MRI has the advantage of deep tissue penetration with relatively high spatial resolution. Ferritin, a blood protein that contains iron, is the most studied genetically encoded agent so far. Nevertheless, ferritin’s MRI performance is severely limited by its weak magnetic properties and highly conservative structure. The latter excludes significant improvement in ferritin relaxivity by bioengineering.

“One of the most promising approaches is based on the heterologous expression of bacterial protein nanocompartments—encapsulins— in mammalian cells. Encapsulins, which are bacterial protein nanocompartments, can serve as genetically controlled labels for multimodal detection of cells. Such nanocompartments can host various guest molecules inside their lumen. These include, for example, fluorescent proteins or enzymes with ferroxidase activity leading to biomineralization of iron oxide inside the encapsulin nanoshell. Besides, these reporters do not suffer from dilution during cell division,” says Maxim Abakumov, head of the NUST MISIS Biomedical Nanomaterials Laboratory, senior researcher at the Medicinal Nanobiotechnology Department, N.I. Pirogov Russian National Research Medical University.
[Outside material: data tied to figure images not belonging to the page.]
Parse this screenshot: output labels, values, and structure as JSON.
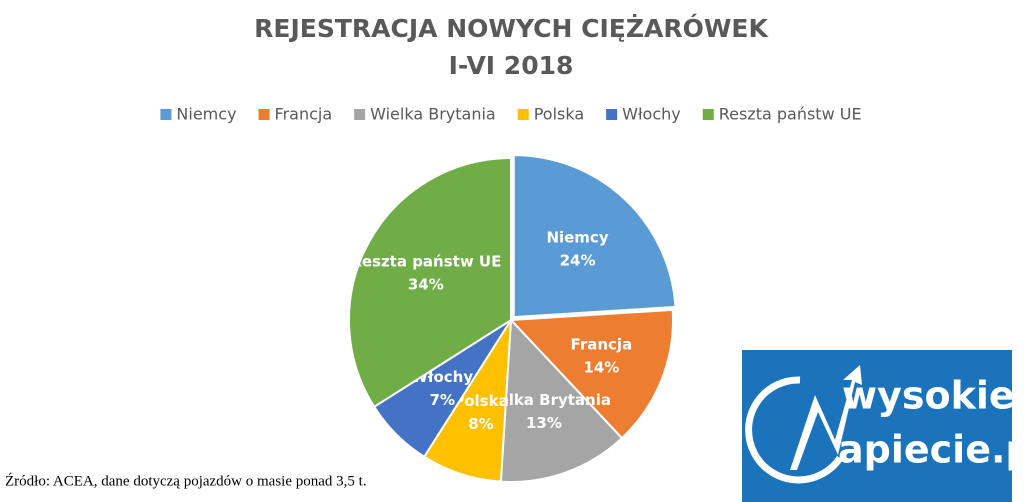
{
  "chart_data": {
    "type": "pie",
    "title": "REJESTRACJA NOWYCH CIĘŻARÓWEK",
    "subtitle": "I-VI 2018",
    "categories": [
      "Niemcy",
      "Francja",
      "Wielka Brytania",
      "Polska",
      "Włochy",
      "Reszta państw UE"
    ],
    "values": [
      24,
      14,
      13,
      8,
      7,
      34
    ],
    "value_labels": [
      "24%",
      "14%",
      "13%",
      "8%",
      "7%",
      "34%"
    ],
    "colors": [
      "#5b9bd5",
      "#ed7d31",
      "#a5a5a5",
      "#ffc000",
      "#4472c4",
      "#70ad47"
    ],
    "legend": "top"
  },
  "source": "Źródło: ACEA, dane dotyczą pojazdów o masie ponad 3,5 t.",
  "logo": {
    "line1": "wysokie",
    "line2": "apiecie.pl"
  }
}
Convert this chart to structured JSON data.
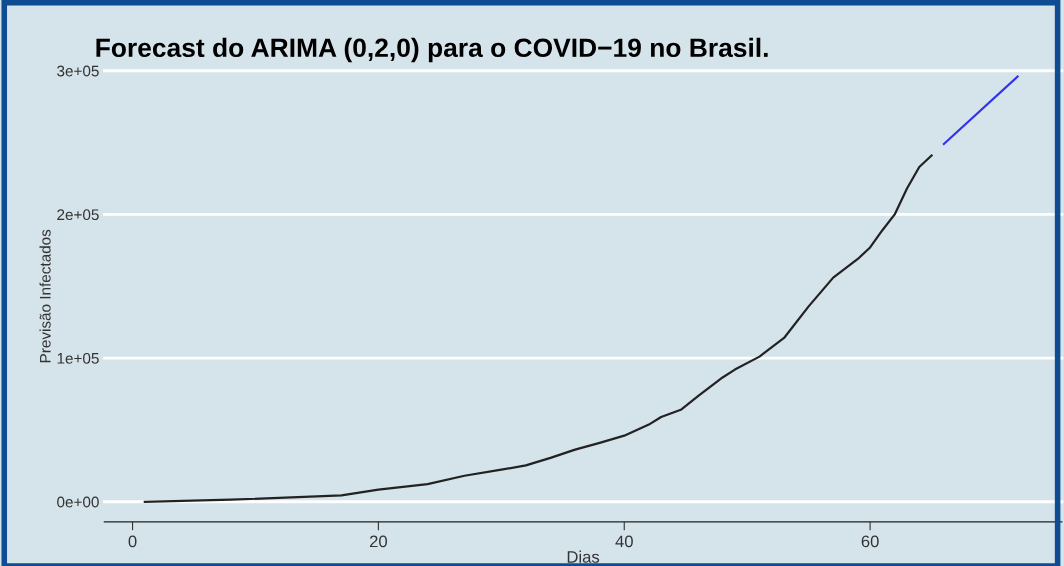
{
  "chart_data": {
    "type": "line",
    "title": "Forecast do ARIMA (0,2,0) para o COVID−19 no Brasil.",
    "xlabel": "Dias",
    "ylabel": "Previsão Infectados",
    "series": [
      {
        "color": "#222222",
        "x": [
          1,
          8,
          17,
          20,
          24,
          27,
          30,
          32,
          34,
          36,
          38,
          40,
          42,
          43,
          44.6,
          46,
          48,
          49,
          51,
          53,
          55,
          57,
          59,
          60,
          61,
          62,
          63,
          64,
          65
        ],
        "values": [
          0,
          1400,
          4400,
          8400,
          12300,
          18100,
          22300,
          25300,
          30500,
          36300,
          41000,
          46000,
          53700,
          59000,
          64000,
          73500,
          86500,
          92000,
          101000,
          114000,
          136000,
          156000,
          169000,
          177000,
          189000,
          200000,
          218000,
          233000,
          241000
        ]
      },
      {
        "color": "#3333ee",
        "x": [
          66,
          72
        ],
        "values": [
          249000,
          296000
        ]
      }
    ],
    "xlim": [
      -2.3,
      75.6
    ],
    "ylim": [
      -14000,
      300000
    ],
    "xticks": [
      0,
      20,
      40,
      60
    ],
    "yticks": [
      {
        "value": 0,
        "label": "0e+00"
      },
      {
        "value": 100000,
        "label": "1e+05"
      },
      {
        "value": 200000,
        "label": "2e+05"
      },
      {
        "value": 300000,
        "label": "3e+05"
      }
    ],
    "grid": "y"
  }
}
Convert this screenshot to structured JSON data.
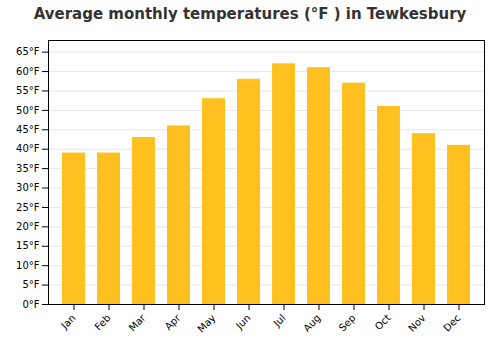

In their experiments, a team of scientists from NUST MISIS, V. Serbsky National Medical, N.I. Pirogov Russian National Research Medical University, Technical University of Munich, Helmholtz Center Munich have implemented, for the first time, heterologous expression of encapsulin systems from Quasibacillus thermotolerans using a fluorescent reporter protein and ferroxidase in human hepatocellular carcinoma cells. Gene expression is the process by which information from a gene is used in the synthesis of a functional gene product that enables it to produce end products, protein or non-coding RNA, and ultimately affect a phenotype, as the final effect. The researchers loaded the nanoshell with the natural ferroxidase cargo from Q. thermotolerans and a synthetic fluorescent cargo protein derived from mScarlet-I. The successful expression of self-assembled encapsulin nanocompartments with functional cargo proteins was then confirmed by fluorescence microscopy and transmission electron microscopy. Also, coexpression of encapsulin nanoshells, ferroxidase cargo, and iron transporter led to an increase in contrast in magnetic resonance imaging of cancer cells. The encapsulin cargo system from Q. thermotolerans may be suitable for multimodal imaging of cancer cells, the researhers believe.